Admittedly, the hallmarks of the solo were accomplished through text, facial expression, gesturing and posturing, and brief but meaningful encounters with objects. Although I longed for more full-bodied physicality, I think the work was able to sustain my interest on an intellectual rather than an involved, kinaesthetic level.
Did you have a similar take on the themes in this piece?
BD: I agree with how you’ve approached dividing the solo into two realms: the personal and abstract presentation of research on dance and language. I had not thought to categorize in this way, instead seeing these two subjects as inseparable. Or rather, I had just assumed that in presenting the semiotic, the personal would inevitably be included. I’ll try to explain.

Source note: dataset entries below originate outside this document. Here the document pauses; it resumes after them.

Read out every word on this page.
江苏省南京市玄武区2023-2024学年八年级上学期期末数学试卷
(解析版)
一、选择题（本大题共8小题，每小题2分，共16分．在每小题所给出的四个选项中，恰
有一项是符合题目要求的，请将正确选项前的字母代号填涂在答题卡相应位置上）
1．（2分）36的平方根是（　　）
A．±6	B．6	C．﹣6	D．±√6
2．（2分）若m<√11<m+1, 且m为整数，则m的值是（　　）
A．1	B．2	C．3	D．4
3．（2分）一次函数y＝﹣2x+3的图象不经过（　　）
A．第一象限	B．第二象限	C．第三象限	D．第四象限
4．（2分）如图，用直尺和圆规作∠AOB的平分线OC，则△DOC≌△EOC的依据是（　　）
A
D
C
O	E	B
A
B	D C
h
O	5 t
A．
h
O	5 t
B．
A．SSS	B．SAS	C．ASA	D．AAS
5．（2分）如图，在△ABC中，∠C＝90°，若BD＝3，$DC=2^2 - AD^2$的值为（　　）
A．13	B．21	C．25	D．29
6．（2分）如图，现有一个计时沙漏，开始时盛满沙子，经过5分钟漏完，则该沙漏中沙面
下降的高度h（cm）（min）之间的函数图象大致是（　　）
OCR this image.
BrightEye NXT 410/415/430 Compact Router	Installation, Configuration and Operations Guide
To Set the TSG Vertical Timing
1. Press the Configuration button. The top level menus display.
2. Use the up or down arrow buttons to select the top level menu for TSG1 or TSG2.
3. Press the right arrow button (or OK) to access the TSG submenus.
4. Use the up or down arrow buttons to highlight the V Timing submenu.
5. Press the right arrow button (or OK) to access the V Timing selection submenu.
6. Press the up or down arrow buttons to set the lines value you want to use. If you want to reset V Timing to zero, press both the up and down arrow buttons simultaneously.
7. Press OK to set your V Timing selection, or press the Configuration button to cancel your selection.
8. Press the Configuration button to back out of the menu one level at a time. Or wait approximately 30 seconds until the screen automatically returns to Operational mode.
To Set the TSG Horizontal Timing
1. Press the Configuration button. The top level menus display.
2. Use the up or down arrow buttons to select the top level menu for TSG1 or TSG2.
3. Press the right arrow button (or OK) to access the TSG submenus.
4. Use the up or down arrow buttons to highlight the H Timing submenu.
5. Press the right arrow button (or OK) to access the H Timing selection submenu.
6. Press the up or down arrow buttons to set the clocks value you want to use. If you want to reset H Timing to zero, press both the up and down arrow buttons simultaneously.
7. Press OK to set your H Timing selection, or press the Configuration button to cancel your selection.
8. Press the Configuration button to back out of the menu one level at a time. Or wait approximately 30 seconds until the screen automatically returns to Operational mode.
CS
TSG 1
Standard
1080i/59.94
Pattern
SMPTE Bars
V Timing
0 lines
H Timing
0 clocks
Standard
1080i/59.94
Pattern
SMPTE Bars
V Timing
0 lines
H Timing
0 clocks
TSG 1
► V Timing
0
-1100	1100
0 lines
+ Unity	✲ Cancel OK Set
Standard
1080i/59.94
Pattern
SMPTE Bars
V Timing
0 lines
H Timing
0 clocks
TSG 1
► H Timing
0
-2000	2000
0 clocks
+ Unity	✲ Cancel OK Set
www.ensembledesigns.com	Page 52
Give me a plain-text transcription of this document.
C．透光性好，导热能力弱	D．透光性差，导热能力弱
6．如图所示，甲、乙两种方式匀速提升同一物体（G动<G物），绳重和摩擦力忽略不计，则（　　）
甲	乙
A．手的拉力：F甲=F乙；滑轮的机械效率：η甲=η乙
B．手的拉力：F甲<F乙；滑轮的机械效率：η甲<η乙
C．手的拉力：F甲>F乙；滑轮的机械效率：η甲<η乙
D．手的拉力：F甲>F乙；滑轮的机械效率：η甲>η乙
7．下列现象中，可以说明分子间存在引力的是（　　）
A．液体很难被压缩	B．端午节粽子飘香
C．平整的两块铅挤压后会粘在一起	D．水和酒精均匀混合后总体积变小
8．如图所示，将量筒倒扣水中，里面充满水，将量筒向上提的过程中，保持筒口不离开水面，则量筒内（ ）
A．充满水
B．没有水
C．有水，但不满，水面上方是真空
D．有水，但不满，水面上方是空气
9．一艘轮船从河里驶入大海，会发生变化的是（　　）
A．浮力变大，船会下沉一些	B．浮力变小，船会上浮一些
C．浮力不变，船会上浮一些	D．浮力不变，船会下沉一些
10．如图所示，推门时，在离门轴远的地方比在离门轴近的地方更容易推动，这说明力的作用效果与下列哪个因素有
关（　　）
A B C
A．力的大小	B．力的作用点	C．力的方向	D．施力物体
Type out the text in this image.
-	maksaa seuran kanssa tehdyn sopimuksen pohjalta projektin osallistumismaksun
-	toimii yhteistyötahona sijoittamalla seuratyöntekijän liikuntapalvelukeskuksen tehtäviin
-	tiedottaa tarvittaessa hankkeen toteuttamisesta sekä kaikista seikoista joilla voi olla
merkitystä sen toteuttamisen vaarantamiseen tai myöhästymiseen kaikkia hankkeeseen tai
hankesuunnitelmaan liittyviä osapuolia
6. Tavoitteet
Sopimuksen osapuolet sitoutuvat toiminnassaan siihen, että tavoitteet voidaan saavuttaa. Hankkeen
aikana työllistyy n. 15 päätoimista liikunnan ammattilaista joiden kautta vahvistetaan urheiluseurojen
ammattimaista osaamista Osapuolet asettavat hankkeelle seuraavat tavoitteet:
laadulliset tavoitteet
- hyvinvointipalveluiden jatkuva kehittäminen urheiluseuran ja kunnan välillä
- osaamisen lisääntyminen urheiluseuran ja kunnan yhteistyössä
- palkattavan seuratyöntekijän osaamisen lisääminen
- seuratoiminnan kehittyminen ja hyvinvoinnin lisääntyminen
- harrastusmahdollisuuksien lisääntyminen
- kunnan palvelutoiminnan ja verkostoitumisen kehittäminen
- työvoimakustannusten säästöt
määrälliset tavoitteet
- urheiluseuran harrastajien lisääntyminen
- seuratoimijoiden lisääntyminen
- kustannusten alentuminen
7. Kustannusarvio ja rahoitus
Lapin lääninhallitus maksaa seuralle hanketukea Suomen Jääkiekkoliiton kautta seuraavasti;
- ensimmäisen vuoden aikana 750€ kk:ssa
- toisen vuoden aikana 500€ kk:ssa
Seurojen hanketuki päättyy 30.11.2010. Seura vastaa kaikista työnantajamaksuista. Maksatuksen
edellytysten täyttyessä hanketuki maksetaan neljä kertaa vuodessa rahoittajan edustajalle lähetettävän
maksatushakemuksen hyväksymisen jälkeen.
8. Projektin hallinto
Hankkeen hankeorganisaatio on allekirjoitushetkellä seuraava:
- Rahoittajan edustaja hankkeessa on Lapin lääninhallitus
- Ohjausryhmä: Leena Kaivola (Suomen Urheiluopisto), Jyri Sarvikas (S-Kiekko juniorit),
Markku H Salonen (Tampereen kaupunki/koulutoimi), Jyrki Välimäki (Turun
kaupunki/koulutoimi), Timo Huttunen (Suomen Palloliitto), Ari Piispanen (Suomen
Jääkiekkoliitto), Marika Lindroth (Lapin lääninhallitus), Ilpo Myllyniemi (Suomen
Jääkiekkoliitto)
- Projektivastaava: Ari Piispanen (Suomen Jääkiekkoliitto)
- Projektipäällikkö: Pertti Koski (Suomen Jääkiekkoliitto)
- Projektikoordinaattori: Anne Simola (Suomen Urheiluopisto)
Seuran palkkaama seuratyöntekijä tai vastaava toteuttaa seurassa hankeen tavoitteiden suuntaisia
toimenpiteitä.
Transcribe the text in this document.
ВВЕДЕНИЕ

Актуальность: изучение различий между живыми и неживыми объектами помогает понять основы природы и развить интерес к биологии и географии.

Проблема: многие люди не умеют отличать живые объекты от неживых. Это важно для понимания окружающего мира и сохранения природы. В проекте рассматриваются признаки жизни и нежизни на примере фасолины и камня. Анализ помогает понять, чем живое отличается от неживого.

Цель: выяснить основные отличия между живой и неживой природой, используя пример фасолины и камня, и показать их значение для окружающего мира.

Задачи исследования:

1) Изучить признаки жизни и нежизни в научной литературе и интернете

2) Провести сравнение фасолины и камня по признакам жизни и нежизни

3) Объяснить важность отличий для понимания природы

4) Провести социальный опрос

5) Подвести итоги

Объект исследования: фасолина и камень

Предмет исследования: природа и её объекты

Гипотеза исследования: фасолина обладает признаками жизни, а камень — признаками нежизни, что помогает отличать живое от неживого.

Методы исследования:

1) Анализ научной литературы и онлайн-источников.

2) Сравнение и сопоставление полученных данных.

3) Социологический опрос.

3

What I found both comical and informative in O’Shea’s solo was her honesty in revealing her character through the performance’s scattered sections. Never mind the seemingly unrelated topics — such as the disappearance of the honey bees or the impossibility of translating “amusement park” from English to German word-for-word — what stuck for me were the personal reasons behind O’Shea’s interest in these topics, such as her introduction to the lives of honey bees when her and current boyfriend were on a road trip and got stuck on the highway because a truck carrying millions of bees had tipped over. This example, along with other pivotal moments in her life, have all been catalysts in bringing her to this space. From the moment she walked onto the stage in her floor-length black skirt, cropped platinum blonde hair and burgundy painted lips, I could begin to make sense of her understanding of various meanings through gesture. O’Shea’s personalized, contextual delivery shaped the perspective from which her audience could come to understand her dance vocabulary.
Samantha, you mentioned the difficulty of locating the body and its language in an overly saturated image culture as a prominent idea in the work. I too found this comment a strong theme along with perhaps — and more abstractly – the ambiguity in nearly everything and the possible connectedness between all events (the latter may be due to O’Shea’s clever hand at crafting, but left an impression all the same). For me this was a cohesive show of too many ideas, as is perhaps only possible from a clown, storyteller, improviser and contemporary dance artist rolled into one. It’s been great talking with you Samantha; hope to do it again soon.
SM: Same to you Brittany. Thanks for the conversation.